Source: http://svnbook.red-bean.com/en/1.5/svn.ref.svn.c.mergeinfo.html

tmont
@tmont from question: "It seams like svn mergeinfo command fails to help here. Passing branch and trunk roots will fail if merge was performed not on root level (and it is a common scenario)."--show-revs eligible only changes list from "what was merged" to "yet to merge" but mentioned sub folder commit failure is still there.
Dandikas
A: 

Will svn merge --dry-run give you the details you need?

Adam Liss
nope :( dry run will tell if running merge is going to produce conflicts. Again, you can than try to find out revisions that were not merged, but it's more a game not a "one click" action that could be scheduled for automated run on branch closure.
Dandikas
+1  A: 

I realize your case is probably too late for this, but what I do for this sort of thing is to establish a convention for the merge commits so they're identifiable later. For example "Merging [1234]: ...(full commit log of 1234)...". Then I can parse it out of svn log with a script later.

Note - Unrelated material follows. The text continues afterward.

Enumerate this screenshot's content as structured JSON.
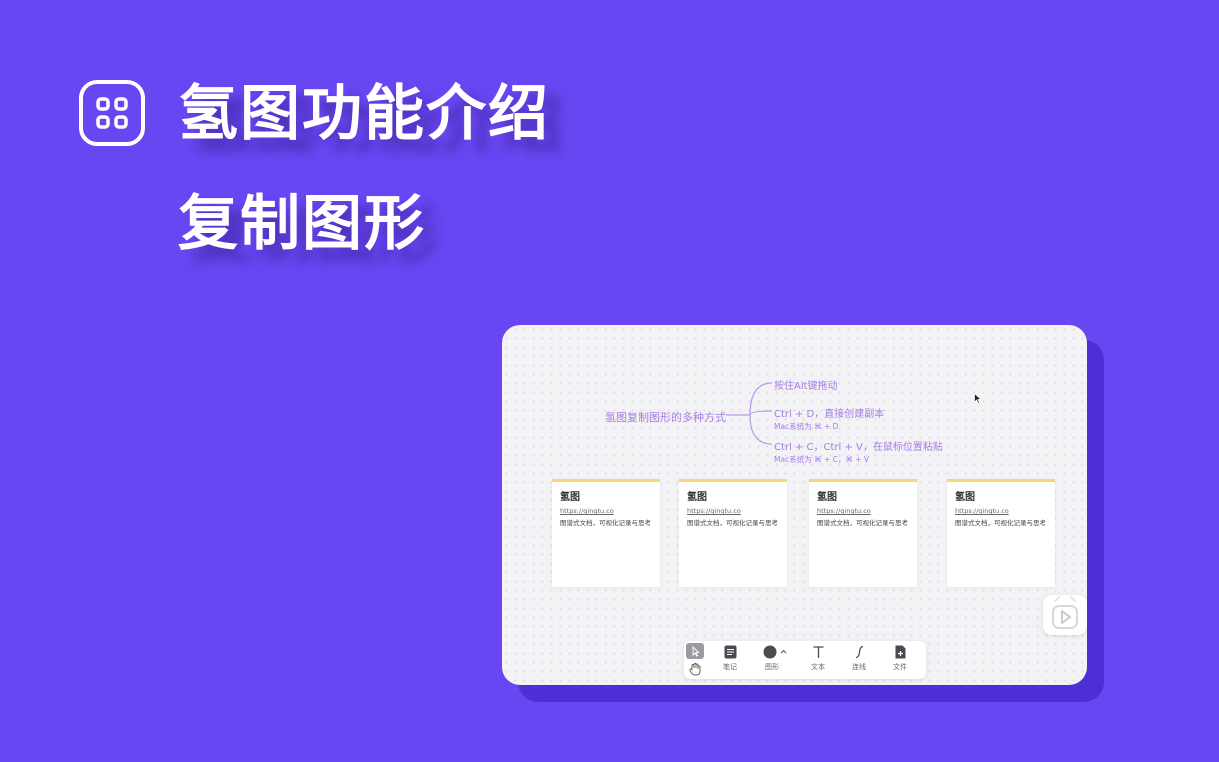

To make sure your whole team does it, make the merge convention into a script and put it in your project. (e.g., ./scripts/merge 1234). People will generally even appreciate this, doubly so if the script makes merges easier than the raw svn command would be by doing things like figuring out the source url automatically

Good luck.

matschaffer
This sounds like what is needed, except that I do not want to make a convention on comments since we have mergeinfo property starting from SVN v1.5
Dandikas
I hear you. I wish that worked too, but I have yet to have the 1.5 merge handling do anything other than complicate the situation.
matschaffer
+1  A: 

Short answer: I don't think so.

Long answer: I ended up writing a python script to answer this question. Whenever developers merge a changeset they're required to put "merged rXXX" in the log message. (This from before svn:mergeinfo existed) The script parses all live svn branches + trunk and recursively scans all "merged" links, outputting a per-developer list of changes they haven't merged.

Nathan Kidd
@Nathan Kidd this is exactly what I am looking for! Only difference is that I expect it to work without special comment, as now we have svn:mergeinfo property in place.
Dandikas
@Dandikas If I were to write it again I'm not sure I'd use svn:mergeinfo anyway. The reason is our concern is not really that a particular diff gets merged, but that the logical fix for the issue is applied. Sometimes if a branch diverges enough we'll fix the issue and mark it 'merged' but in fact we didn't apply any of the original diff; a separate approach was used to fix the same issue. The manual log message approach lets you do this, svn:mergeinfo doesn't so much.
Nathan Kidd
@Nathan Kidd got your point. Our work-flow is slightly different in the way that merges are performed as soon as possible. I.e. if developer commits fix to a branch (be it one commit or several, that accomplishes the fix) he than immediately merges them to trunk. This approach has many strengths and one serious weakness - human factor. Any fix in a branch is potentially performed under more pressure with less available time. Yet we still must assure, that people (devs are people right) know when they might have forgotten to merge something.
Dandikas
A: 

I'm sorry I don't have my SVN server up at home to test this right now, but could the command:

svn log --verbose

Which you could parse? I'm not sure the output after you merge back to main, but you might be able to parse through (using a script, which I don't have as I'm the only one using my SVN server) the log and read all the files that have been checked in, and then look for a keyword indicating that the file has been merged to main?

I'll try to check it out sometime tonight when I get home if I have some time.

onaclov2000
A: 

Due to the lack of a silver bullet, the disciplined way is to keep a note of what has been merged and from where.

Amit Kumar
True as long as there are < 10 developers working on the same project. With a big teem you either change coding work-flow or do the check manually(sux).